Hitting the banking reset button

Hitting the banking reset button

The Turritopsis dohrnii, commonly known as the immortal jellyfish, is an extraordinary survivor. Through the rare, natural transformation of cells, an adult can revert to the polyp stage at any time—essentially being reborn as a young jelly.

The Open Banking trend is beckoning traditional vertically integrated banks toward a similar transformation, where they can hit the reset button on their business models to pursue new opportunities, grow their business and guarantee their continued relevance. Driven by regulation, competition—or both—banks are increasingly using APIs to make certain customer data available to third parties. Those third parties can then embed that information into their platforms to improve offerings (theirs and, often, the banks’) and benefit end customers. This reciprocal exchange is causing a rare, natural effect: bilateral trading that can fuel a rebirth in banking.

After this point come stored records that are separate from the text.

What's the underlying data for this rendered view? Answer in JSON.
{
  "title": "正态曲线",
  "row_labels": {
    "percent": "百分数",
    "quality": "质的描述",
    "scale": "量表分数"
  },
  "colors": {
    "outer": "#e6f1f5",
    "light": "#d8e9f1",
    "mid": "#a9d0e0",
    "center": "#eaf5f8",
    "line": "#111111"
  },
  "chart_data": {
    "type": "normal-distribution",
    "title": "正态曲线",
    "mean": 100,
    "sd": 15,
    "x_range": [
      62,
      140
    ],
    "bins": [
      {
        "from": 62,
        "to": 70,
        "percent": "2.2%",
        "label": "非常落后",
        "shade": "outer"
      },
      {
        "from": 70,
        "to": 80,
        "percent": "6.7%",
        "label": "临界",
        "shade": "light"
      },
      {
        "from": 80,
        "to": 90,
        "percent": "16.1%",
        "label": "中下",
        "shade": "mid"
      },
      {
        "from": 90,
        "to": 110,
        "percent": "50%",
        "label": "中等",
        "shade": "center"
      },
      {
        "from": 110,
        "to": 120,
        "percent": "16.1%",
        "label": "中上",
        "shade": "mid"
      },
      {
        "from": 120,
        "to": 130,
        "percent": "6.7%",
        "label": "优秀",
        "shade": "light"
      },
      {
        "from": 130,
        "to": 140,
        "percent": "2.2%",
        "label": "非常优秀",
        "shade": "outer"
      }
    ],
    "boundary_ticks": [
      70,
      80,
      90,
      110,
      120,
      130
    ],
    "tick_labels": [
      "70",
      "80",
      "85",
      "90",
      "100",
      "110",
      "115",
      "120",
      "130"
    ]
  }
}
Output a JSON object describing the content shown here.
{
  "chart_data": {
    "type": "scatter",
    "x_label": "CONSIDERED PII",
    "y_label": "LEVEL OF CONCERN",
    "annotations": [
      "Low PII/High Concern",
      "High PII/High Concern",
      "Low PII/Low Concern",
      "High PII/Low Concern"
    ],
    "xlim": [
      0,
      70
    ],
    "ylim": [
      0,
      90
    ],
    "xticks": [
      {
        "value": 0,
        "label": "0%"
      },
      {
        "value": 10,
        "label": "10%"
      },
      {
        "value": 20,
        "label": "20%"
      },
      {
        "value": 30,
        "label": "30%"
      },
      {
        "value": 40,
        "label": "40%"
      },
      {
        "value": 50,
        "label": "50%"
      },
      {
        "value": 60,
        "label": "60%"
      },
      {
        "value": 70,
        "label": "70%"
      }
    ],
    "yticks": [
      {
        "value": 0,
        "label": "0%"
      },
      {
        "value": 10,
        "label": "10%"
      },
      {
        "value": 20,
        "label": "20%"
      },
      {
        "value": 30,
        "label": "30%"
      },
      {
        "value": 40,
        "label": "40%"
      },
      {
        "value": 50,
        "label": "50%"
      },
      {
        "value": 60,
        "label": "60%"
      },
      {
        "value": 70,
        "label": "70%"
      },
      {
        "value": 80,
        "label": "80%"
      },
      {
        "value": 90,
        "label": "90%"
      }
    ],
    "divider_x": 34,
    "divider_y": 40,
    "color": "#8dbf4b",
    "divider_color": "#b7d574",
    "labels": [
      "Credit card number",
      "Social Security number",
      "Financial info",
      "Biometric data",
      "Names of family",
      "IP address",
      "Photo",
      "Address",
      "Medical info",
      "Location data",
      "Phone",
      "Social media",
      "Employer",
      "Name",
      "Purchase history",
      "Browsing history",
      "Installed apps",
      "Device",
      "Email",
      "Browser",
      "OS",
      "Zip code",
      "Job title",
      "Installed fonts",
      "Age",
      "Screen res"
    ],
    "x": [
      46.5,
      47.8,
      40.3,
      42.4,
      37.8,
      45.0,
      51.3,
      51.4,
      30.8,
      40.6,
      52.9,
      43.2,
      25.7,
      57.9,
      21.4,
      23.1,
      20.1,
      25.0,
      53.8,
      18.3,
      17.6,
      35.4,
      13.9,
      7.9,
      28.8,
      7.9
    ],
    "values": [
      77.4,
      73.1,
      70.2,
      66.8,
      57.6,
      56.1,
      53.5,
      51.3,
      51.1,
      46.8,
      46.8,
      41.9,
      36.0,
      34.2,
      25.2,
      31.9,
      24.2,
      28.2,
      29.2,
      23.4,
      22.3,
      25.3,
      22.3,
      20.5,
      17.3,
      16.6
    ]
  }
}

On the outbound side, banks become exporters of not only customer data, but also bank-owned algorithms and business processes. It also positions banks as advisors to help create new products and services that help third parties and consumers capitalise on bank exports. By enticing and training developers to use their API-delivered component services, for example, banks can offer existing customers new services like single sign-on, the ability to pay with credit card reward points, and open accounts right from third-party sites. Consider how Mint.com is extracting and consolidating customer account information to help consumers organise and manage their personal finances. Mastercard is unbundling its services, like consumer credit check or identity management, and offering them to fintechs and other banks. Through such exports of information and services, banks can amplify their reach, distribution and customer loyalty.

On the inbound side, banks can easily and meaningfully plug-and-play product and service features from third-party partners into their own customer-facing offerings. By doing so, they can embed themselves in more transactions—from banking products they don’t already offer, to home, auto, consumer goods purchases, travel and other non-banking services. Through its partnership with OnDeck, for example, JPMorgan Chase offers small businesses loans that lie outside its traditional risk appetite. Even new challenger banks like Starling in the UK are adopting a marketplace strategy, where they offer third-party products on their app, in addition to their own current accounts. The extreme version of inbound open banking would be to only offer third-party products, making money from orchestrating a full platform-based business to improve customer service, build customer loyalty, generate new fees and lower operating costs—without the ‘bank’ having its own balance sheet.

More and more bank executives are seeing Open Banking as an opportunity rather than a threat. But seizing that opportunity requires mastering both the art of interdependence and bilateral trade. It requires investing to regenerate the bank and open up to third parties, creating value from both export and import flows, and differentiating the brand within and beyond financial services.